Adjust the ACFI scale

A senior industry figure wants the government to change the definitions of high and low care under the new funding instrument to increase capital flows.

The national president of Aged and Community Services Australia (ACSA) says the Aged Care Funding Instrument (ACFI) has limited the number of bonds that providers can charge.

Klaus Zimmerman said that because only 12 of the 64 ‘pay points’ under the ACFI are classified as low care, construction in the industry is stalling.

“What the government has done is got the ACFI scale wrong in terms of classifying low care and high care,” he said.

To rectify the industry’s capital shortfall, Mr Zimmerman is calling on the government to change the definitions of high and low care.
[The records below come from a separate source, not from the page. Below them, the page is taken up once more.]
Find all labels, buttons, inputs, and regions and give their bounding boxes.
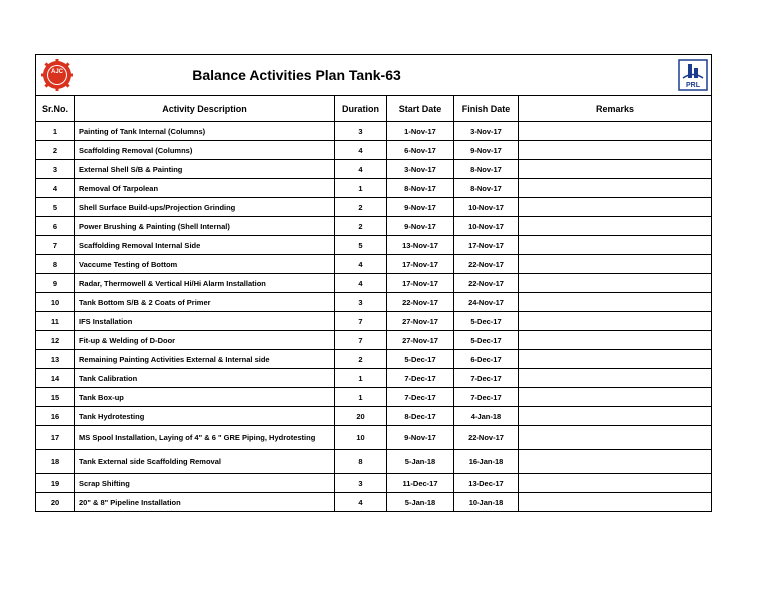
table-row (36, 293, 712, 312)
col-activity: Activity Description (75, 96, 335, 122)
cell-remarks (519, 274, 712, 293)
cell-start-date: 5-Dec-17 (387, 350, 454, 369)
header-row (36, 96, 712, 122)
cell-duration: 1 (335, 388, 387, 407)
cell-remarks (519, 293, 712, 312)
table-row (36, 493, 712, 512)
cell-start-date: 22-Nov-17 (387, 293, 454, 312)
cell-start-date: 7-Dec-17 (387, 388, 454, 407)
prl-logo-icon (678, 59, 708, 91)
table-row (36, 236, 712, 255)
svg-text:AJC: AJC (50, 69, 64, 75)
cell-srno: 11 (36, 312, 75, 331)
cell-duration: 8 (335, 450, 387, 474)
cell-start-date: 8-Dec-17 (387, 407, 454, 426)
cell-finish-date: 3-Nov-17 (454, 122, 519, 141)
table-row (36, 369, 712, 388)
cell-srno: 17 (36, 426, 75, 450)
table-row (36, 160, 712, 179)
cell-duration: 10 (335, 426, 387, 450)
cell-remarks (519, 312, 712, 331)
cell-activity: Tank External side Scaffolding Removal (75, 450, 335, 474)
cell-start-date: 8-Nov-17 (387, 179, 454, 198)
cell-finish-date: 10-Nov-17 (454, 198, 519, 217)
cell-duration: 2 (335, 198, 387, 217)
cell-start-date: 17-Nov-17 (387, 255, 454, 274)
cell-srno: 20 (36, 493, 75, 512)
cell-remarks (519, 198, 712, 217)
col-start-date: Start Date (387, 96, 454, 122)
cell-start-date: 27-Nov-17 (387, 312, 454, 331)
activities-sheet (35, 54, 711, 514)
cell-remarks (519, 141, 712, 160)
cell-srno: 13 (36, 350, 75, 369)
table-row (36, 474, 712, 493)
table-row (36, 407, 712, 426)
cell-start-date: 17-Nov-17 (387, 274, 454, 293)
activities-table (35, 54, 712, 512)
cell-remarks (519, 350, 712, 369)
cell-remarks (519, 331, 712, 350)
cell-start-date: 9-Nov-17 (387, 198, 454, 217)
cell-remarks (519, 160, 712, 179)
table-row (36, 179, 712, 198)
cell-finish-date: 24-Nov-17 (454, 293, 519, 312)
cell-duration: 4 (335, 274, 387, 293)
cell-finish-date: 4-Jan-18 (454, 407, 519, 426)
svg-text:PRL: PRL (686, 82, 701, 89)
cell-srno: 6 (36, 217, 75, 236)
cell-start-date: 27-Nov-17 (387, 331, 454, 350)
cell-activity: Removal Of Tarpolean (75, 179, 335, 198)
ajc-logo-icon (40, 59, 74, 91)
table-row (36, 217, 712, 236)
cell-srno: 4 (36, 179, 75, 198)
table-row (36, 388, 712, 407)
cell-srno: 2 (36, 141, 75, 160)
cell-activity: Shell Surface Build-ups/Projection Grinding (75, 198, 335, 217)
cell-duration: 4 (335, 141, 387, 160)
cell-start-date: 5-Jan-18 (387, 450, 454, 474)
table-row (36, 450, 712, 474)
cell-srno: 16 (36, 407, 75, 426)
cell-srno: 10 (36, 293, 75, 312)
cell-duration: 4 (335, 255, 387, 274)
cell-start-date: 9-Nov-17 (387, 217, 454, 236)
cell-activity: 20" & 8" Pipeline Installation (75, 493, 335, 512)
cell-duration: 3 (335, 122, 387, 141)
cell-activity: Vaccume Testing of Bottom (75, 255, 335, 274)
cell-activity: External Shell S/B & Painting (75, 160, 335, 179)
cell-activity: Tank Hydrotesting (75, 407, 335, 426)
table-row (36, 331, 712, 350)
col-finish-date: Finish Date (454, 96, 519, 122)
cell-srno: 8 (36, 255, 75, 274)
cell-start-date: 9-Nov-17 (387, 426, 454, 450)
cell-srno: 9 (36, 274, 75, 293)
cell-start-date: 3-Nov-17 (387, 160, 454, 179)
cell-finish-date: 22-Nov-17 (454, 426, 519, 450)
cell-duration: 5 (335, 236, 387, 255)
cell-start-date: 5-Jan-18 (387, 493, 454, 512)
col-srno: Sr.No. (36, 96, 75, 122)
cell-srno: 14 (36, 369, 75, 388)
cell-remarks (519, 236, 712, 255)
cell-duration: 1 (335, 179, 387, 198)
cell-start-date: 1-Nov-17 (387, 122, 454, 141)
cell-finish-date: 7-Dec-17 (454, 369, 519, 388)
cell-finish-date: 10-Jan-18 (454, 493, 519, 512)
cell-activity: Power Brushing & Painting (Shell Internal) (75, 217, 335, 236)
cell-activity: Scaffolding Removal Internal Side (75, 236, 335, 255)
ajc-logo-cell (36, 55, 75, 96)
cell-start-date: 11-Dec-17 (387, 474, 454, 493)
cell-srno: 18 (36, 450, 75, 474)
table-row (36, 312, 712, 331)
col-duration: Duration (335, 96, 387, 122)
title-row (36, 55, 712, 96)
cell-activity: Radar, Thermowell & Vertical Hi/Hi Alarm Installation (75, 274, 335, 293)
table-row (36, 198, 712, 217)
cell-remarks (519, 388, 712, 407)
cell-activity: Scaffolding Removal (Columns) (75, 141, 335, 160)
cell-finish-date: 9-Nov-17 (454, 141, 519, 160)
table-row (36, 255, 712, 274)
cell-srno: 3 (36, 160, 75, 179)
cell-duration: 7 (335, 331, 387, 350)
cell-srno: 15 (36, 388, 75, 407)
cell-duration: 2 (335, 350, 387, 369)
cell-duration: 4 (335, 160, 387, 179)
cell-start-date: 13-Nov-17 (387, 236, 454, 255)
cell-remarks (519, 255, 712, 274)
cell-finish-date: 22-Nov-17 (454, 274, 519, 293)
cell-remarks (519, 450, 712, 474)
cell-duration: 3 (335, 474, 387, 493)
cell-duration: 4 (335, 493, 387, 512)
cell-activity: Tank Calibration (75, 369, 335, 388)
cell-srno: 5 (36, 198, 75, 217)
cell-activity: IFS Installation (75, 312, 335, 331)
cell-finish-date: 8-Nov-17 (454, 160, 519, 179)
table-body (36, 122, 712, 512)
cell-finish-date: 16-Jan-18 (454, 450, 519, 474)
cell-finish-date: 6-Dec-17 (454, 350, 519, 369)
cell-remarks (519, 474, 712, 493)
col-remarks: Remarks (519, 96, 712, 122)
cell-remarks (519, 493, 712, 512)
cell-srno: 7 (36, 236, 75, 255)
cell-activity: Tank Bottom S/B & 2 Coats of Primer (75, 293, 335, 312)
table-row (36, 122, 712, 141)
cell-activity: Scrap Shifting (75, 474, 335, 493)
table-row (36, 426, 712, 450)
cell-finish-date: 5-Dec-17 (454, 312, 519, 331)
cell-activity: Remaining Painting Activities External & Internal side (75, 350, 335, 369)
cell-start-date: 6-Nov-17 (387, 141, 454, 160)
cell-finish-date: 10-Nov-17 (454, 217, 519, 236)
cell-remarks (519, 369, 712, 388)
cell-start-date: 7-Dec-17 (387, 369, 454, 388)
cell-duration: 20 (335, 407, 387, 426)
cell-finish-date: 13-Dec-17 (454, 474, 519, 493)
cell-remarks (519, 426, 712, 450)
cell-remarks (519, 122, 712, 141)
cell-duration: 1 (335, 369, 387, 388)
cell-srno: 19 (36, 474, 75, 493)
cell-activity: Tank Box-up (75, 388, 335, 407)
cell-duration: 7 (335, 312, 387, 331)
prl-logo-cell (519, 55, 712, 96)
cell-activity: Fit-up & Welding of D-Door (75, 331, 335, 350)
table-row (36, 274, 712, 293)
cell-srno: 1 (36, 122, 75, 141)
table-row (36, 350, 712, 369)
table-row (36, 141, 712, 160)
cell-finish-date: 22-Nov-17 (454, 255, 519, 274)
cell-duration: 2 (335, 217, 387, 236)
cell-srno: 12 (36, 331, 75, 350)
cell-activity: MS Spool Installation, Laying of 4" & 6 " GRE Piping, Hydrotesting (75, 426, 335, 450)
cell-activity: Painting of Tank Internal (Columns) (75, 122, 335, 141)
page-title: Balance Activities Plan Tank-63 (75, 55, 519, 96)
cell-remarks (519, 217, 712, 236)
cell-duration: 3 (335, 293, 387, 312)
cell-finish-date: 5-Dec-17 (454, 331, 519, 350)
cell-remarks (519, 179, 712, 198)
cell-remarks (519, 407, 712, 426)
cell-finish-date: 17-Nov-17 (454, 236, 519, 255)
cell-finish-date: 8-Nov-17 (454, 179, 519, 198)
cell-finish-date: 7-Dec-17 (454, 388, 519, 407)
“What we are asking for is an adjustment of the ACFI scale so that only the top 12 pay points are classified as high care,” Mr Zimmerman.

“We believe that the remaining 52 pay points are really medium-high care or low care and should be able to attract bonds.

“That way, the government can stick to its principle of no bonds in high care but still address the underlying concerns of providers.”

At a time when the government is looking for ways to stimulate the economy, Mr Zimmerman said such would a move would immediately inject around $2 billion into aged care construction.

“They can go some way to boosting the economy at no cost to themselves just by a shift of the pen,” he said.

“If they changed the ACFI scale around to allow more bonds to flow into the aged care industry, it would stimulate construction greatly.”